I know money is what makes the universe go round, but didn’t anyone think about this when deciding who would do the sculpting and foundry work? First, China is not a free society. The Martin Luther King’s of China are suppressed and serving long prison sentences. Tiananmen Square is China’s Selma-to-Montgomery March and the Chinese response to the protestors in Tiananmen Square is China’s equivalent of America’s Bloody Sunday (March 7, 1965) —  with a major difference: Our free press system guaranteed continuous coverage of the civil rights movement, whereas China has successfully tamped down coverage and celebration of Tiananmen Square. Would Dr. King have approved of such a repressive regime creating his memorial? Personally, I think not.
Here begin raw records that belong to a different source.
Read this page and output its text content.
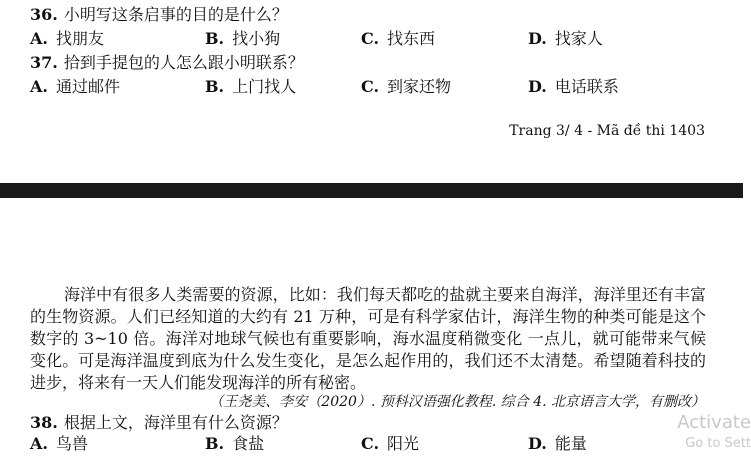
36. 小明写这条启事的目的是什么？
A. 找朋友	B. 找小狗	C. 找东西	D. 找家人
37. 拾到手提包的人怎么跟小明联系？
A. 通过邮件	B. 上门找人	C. 到家还物	D. 电话联系
Trang 3/ 4 - Mã đề thi 1403
海洋中有很多人类需要的资源，比如：我们每天都吃的盐就主要来自海洋，海洋里还有丰富的生物资源。人们已经知道的大约有 21 万种，可是有科学家估计，海洋生物的种类可能是这个数字的 3~10 倍。海洋对地球气候也有重要影响，海水温度稍微变化 一点儿，就可能带来气候变化。可是海洋温度到底为什么发生变化，是怎么起作用的，我们还不太清楚。希望随着科技的进步，将来有一天人们能发现海洋的所有秘密。
（王尧美、李安（2020）. 预科汉语强化教程. 综合 4. 北京语言大学，有删改）
38. 根据上文，海洋里有什么资源？
A. 鸟兽	B. 食盐	C. 阳光	D. 能量
Activate
Go to Sett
Second, and perhaps more important, wouldn’t Dr. King have wondered why American sculptors and foundries couldn’t have been found? After all, Dr. King sought to bring harmony to Americans of all races and creeds and probably would have viewed this project as another way to bring together Americans in a common cause.

I think having China create the memorial is an insult to Dr. King’s dream. Fortunately, this little tidbit of information will be forgotten quickly by visitors to his memorial and within minutes of the dedication the made-in-China label will have been consigned to the dustbin of little known historical facts.

Fortunately for America, Dr. King was not made in China.